The Ninth Circuit held that the plaintiff who activated and used a radio service for his new car, without opening or reading the radio service’s customer agreement, was not bound by the agreement or its arbitration clause because the plaintiff only assented to the car purchase agreement with the car-maker, and “could not be expected to understand” he was entering into a separate contract with the radio service provider (for what he thought was a “complimentary” side service).

Although the radio service provider argued that its Customer Agreement was a valid “shrinkwrap” agreement and the Court acknowledged that “a party cannot avoid the terms of a contract by failing to read them,” the Court held that “[a]n exception to this general rule exists when the writing does not appear to be a contract and the terms are not called to the attention of the recipient.”  Because the plaintiff had no “awareness of any contractual relationship with the [service provider],” as opposed to the car-maker, the Court determined the customer had no reason to open or read the service provider’s Customer Agreement that he received in the mail a month after purchasing his car.
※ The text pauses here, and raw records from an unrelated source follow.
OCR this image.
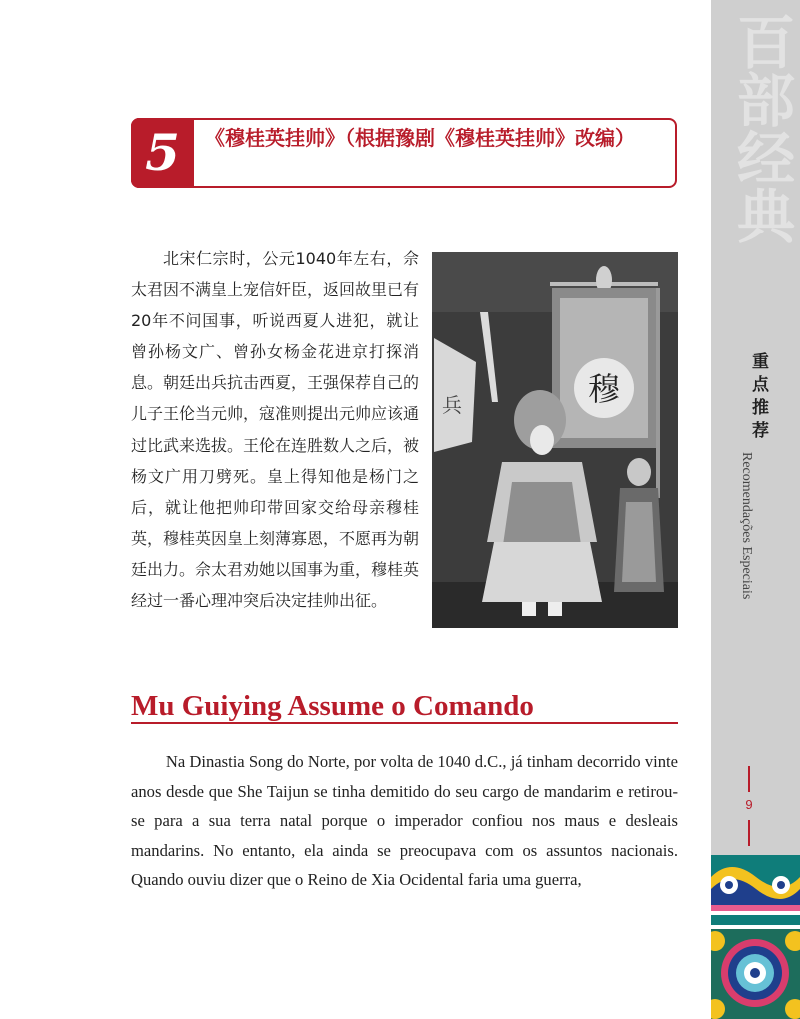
百部经典
重点推荐
Recomendações Especiais
9
5	《穆桂英挂帅》（根据豫剧《穆桂英挂帅》改编）
北宋仁宗时，公元1040年左右，佘太君因不满皇上宠信奸臣，返回故里已有20年不问国事，听说西夏人进犯，就让曾孙杨文广、曾孙女杨金花进京打探消息。朝廷出兵抗击西夏，王强保荐自己的儿子王伦当元帅，寇准则提出元帅应该通过比武来选拔。王伦在连胜数人之后，被杨文广用刀劈死。皇上得知他是杨门之后，就让他把帅印带回家交给母亲穆桂英，穆桂英因皇上刻薄寡恩，不愿再为朝廷出力。佘太君劝她以国事为重，穆桂英经过一番心理冲突后决定挂帅出征。
穆
兵
Mu Guiying Assume o Comando
Na Dinastia Song do Norte, por volta de 1040 d.C., já tinham decorrido vinte anos desde que She Taijun se tinha demitido do seu cargo de mandarim e retirou-se para a sua terra natal porque o imperador confiou nos maus e desleais mandarins. No entanto, ela ainda se preocupava com os assuntos nacionais. Quando ouviu dizer que o Reino de Xia Ocidental faria uma guerra,
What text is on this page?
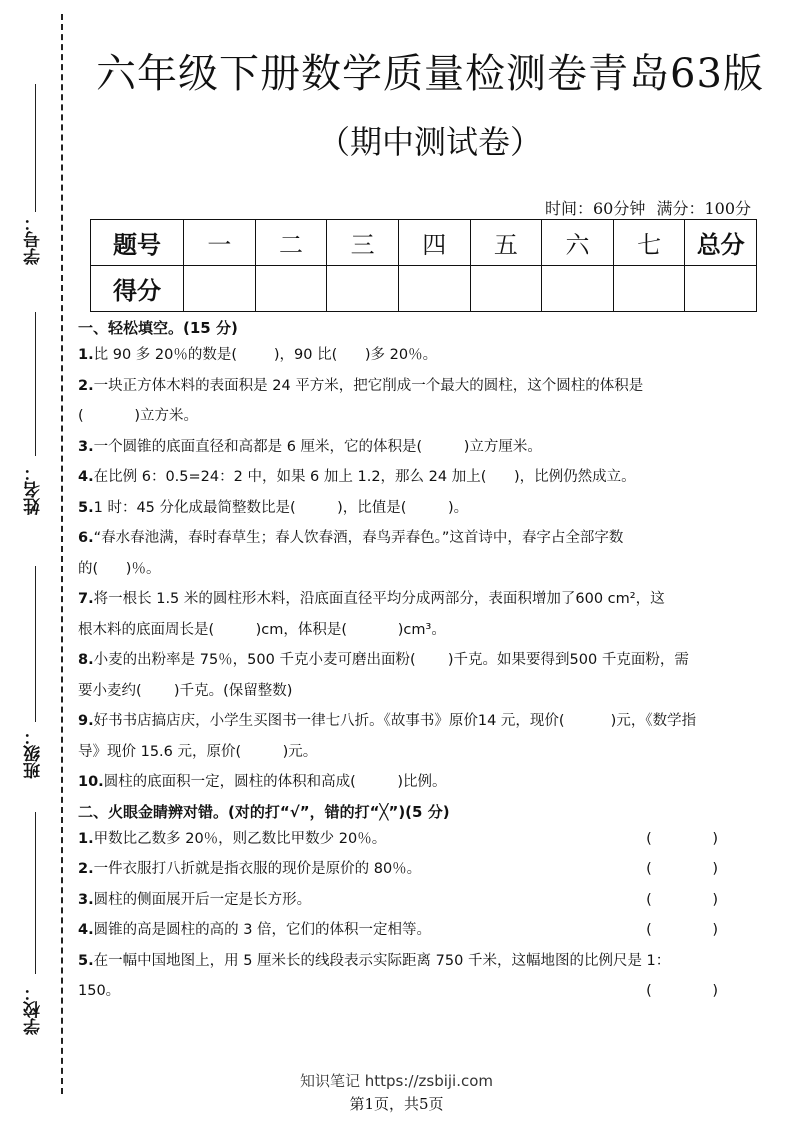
学号：
姓名：
班级：
学校：
六年级下册数学质量检测卷青岛63版
（期中测试卷）
时间：60分钟 满分：100分
题号	一	二	三	四	五	六	七	总分
得分								
一、轻松填空。(15 分)
1.比 90 多 20％的数是(        )，90 比(      )多 20％。
2.一块正方体木料的表面积是 24 平方米，把它削成一个最大的圆柱，这个圆柱的体积是
(           )立方米。
3.一个圆锥的底面直径和高都是 6 厘米，它的体积是(         )立方厘米。
4.在比例 6：0.5=24：2 中，如果 6 加上 1.2，那么 24 加上(      )，比例仍然成立。
5.1 时：45 分化成最简整数比是(         )，比值是(         )。
6.“春水春池满，春时春草生；春人饮春酒，春鸟弄春色。”这首诗中，春字占全部字数
的(      )％。
7.将一根长 1.5 米的圆柱形木料，沿底面直径平均分成两部分，表面积增加了600 cm²，这
根木料的底面周长是(         )cm，体积是(           )cm³。
8.小麦的出粉率是 75％，500 千克小麦可磨出面粉(       )千克。如果要得到500 千克面粉，需
要小麦约(       )千克。(保留整数)
9.好书书店搞店庆，小学生买图书一律七八折。《故事书》原价14 元，现价(          )元，《数学指
导》现价 15.6 元，原价(         )元。
10.圆柱的底面积一定，圆柱的体积和高成(         )比例。
二、火眼金睛辨对错。(对的打“√”，错的打“╳”)(5 分)
1.甲数比乙数多 20％，则乙数比甲数少 20％。	( )
2.一件衣服打八折就是指衣服的现价是原价的 80％。	( )
3.圆柱的侧面展开后一定是长方形。	( )
4.圆锥的高是圆柱的高的 3 倍，它们的体积一定相等。	( )
5.在一幅中国地图上，用 5 厘米长的线段表示实际距离 750 千米，这幅地图的比例尺是 1：
150。	( )
知识笔记 https://zsbiji.com
第1页，共5页
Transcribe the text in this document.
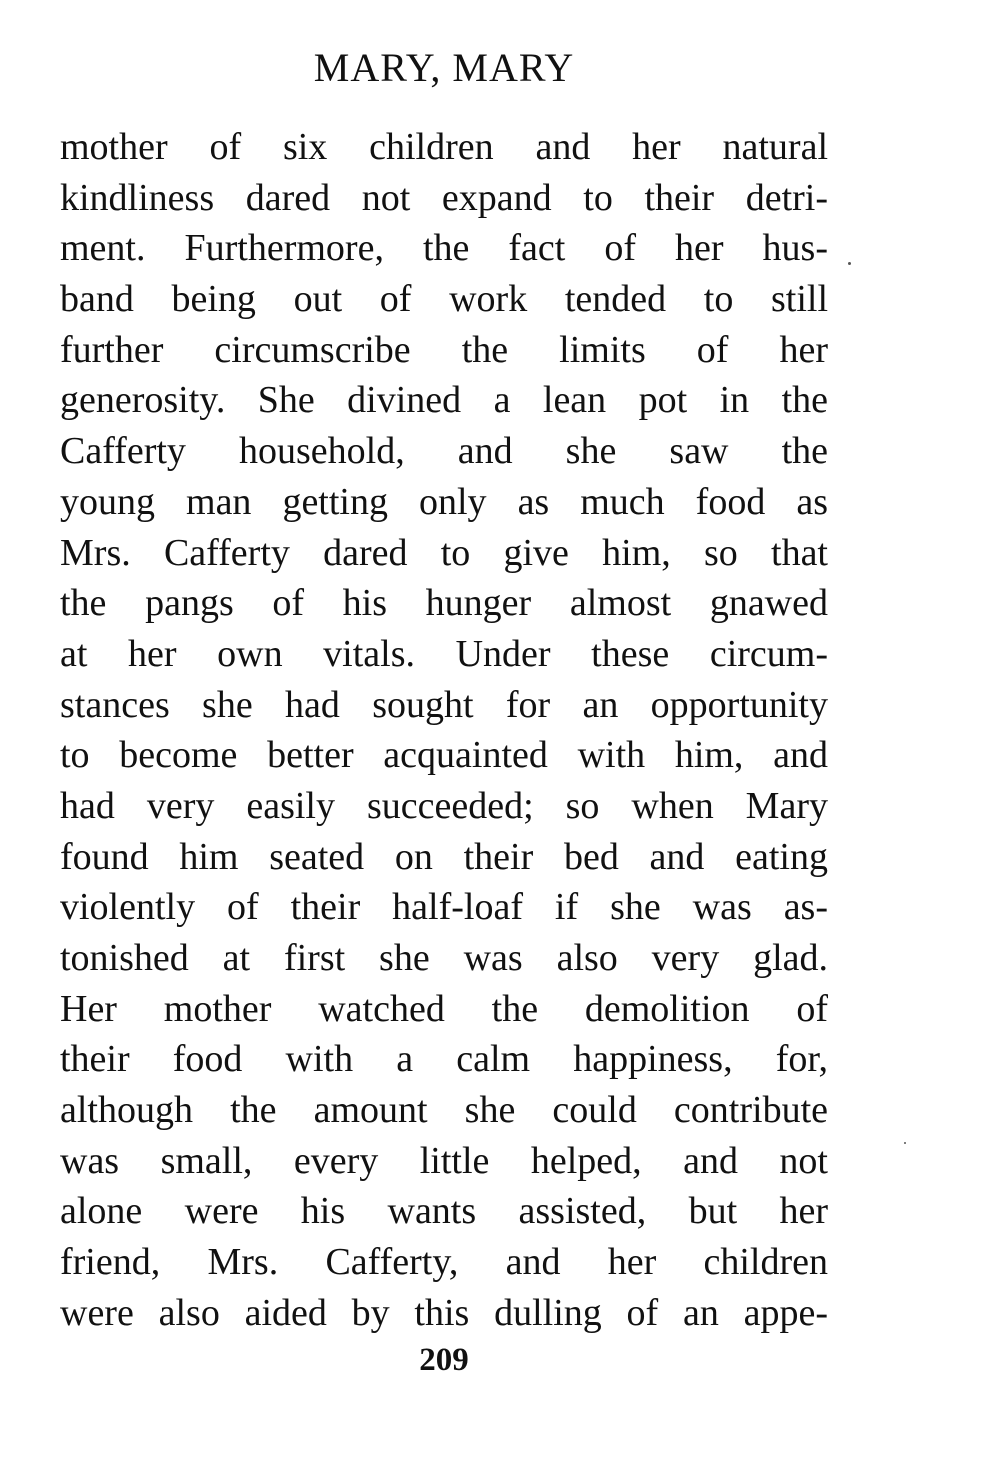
MARY, MARY
mother of six children and her natural
kindliness dared not expand to their detri-
ment. Furthermore, the fact of her hus-
band being out of work tended to still
further circumscribe the limits of her
generosity. She divined a lean pot in the
Cafferty household, and she saw the
young man getting only as much food as
Mrs. Cafferty dared to give him, so that
the pangs of his hunger almost gnawed
at her own vitals. Under these circum-
stances she had sought for an opportunity
to become better acquainted with him, and
had very easily succeeded; so when Mary
found him seated on their bed and eating
violently of their half-loaf if she was as-
tonished at first she was also very glad.
Her mother watched the demolition of
their food with a calm happiness, for,
although the amount she could contribute
was small, every little helped, and not
alone were his wants assisted, but her
friend, Mrs. Cafferty, and her children
were also aided by this dulling of an appe-
209
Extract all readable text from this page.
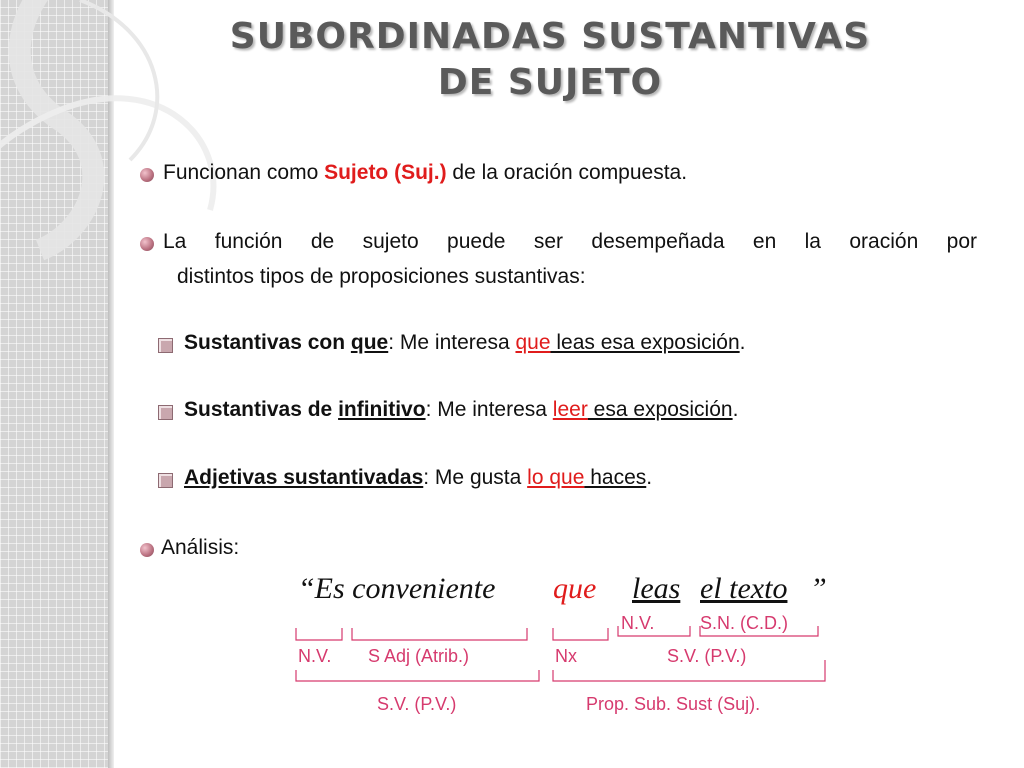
SUBORDINADAS SUSTANTIVAS
DE SUJETO
Funcionan como Sujeto (Suj.) de la oración compuesta.
La función de sujeto puede ser desempeñada en la oración por
distintos tipos de proposiciones sustantivas:
Sustantivas con que: Me interesa que leas esa exposición.
Sustantivas de infinitivo: Me interesa leer esa exposición.
Adjetivas sustantivadas: Me gusta lo que haces.
Análisis:
“Es conveniente que leas el texto ”
N.V.	S.N. (C.D.)
N.V. S Adj (Atrib.)	Nx	S.V. (P.V.)
S.V. (P.V.)	Prop. Sub. Sust (Suj).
The Court suggested that the service provider could have avoided this lack of mutual assent if the car purchase agreement (or other car purchase literature provided to the customer) had stated that “[the car-maker] has a relationship with the [radio service provider] to provide [the car-maker’s] customers with a trial service, and that therefore the [car-maker’s] customer is entering into a contractual relationship with [the radio service provider].”  The Court further cautioned that even if a customer “affirmatively acknowledges” a second customer agreement such as by clicking “Yes” on a webpage, that would still be insufficient “where ‘there is no evidence that the [customer] had actual knowledge’ or that a reasonably prudent user would have been on inquiry notice that [another customer] agreement existed.”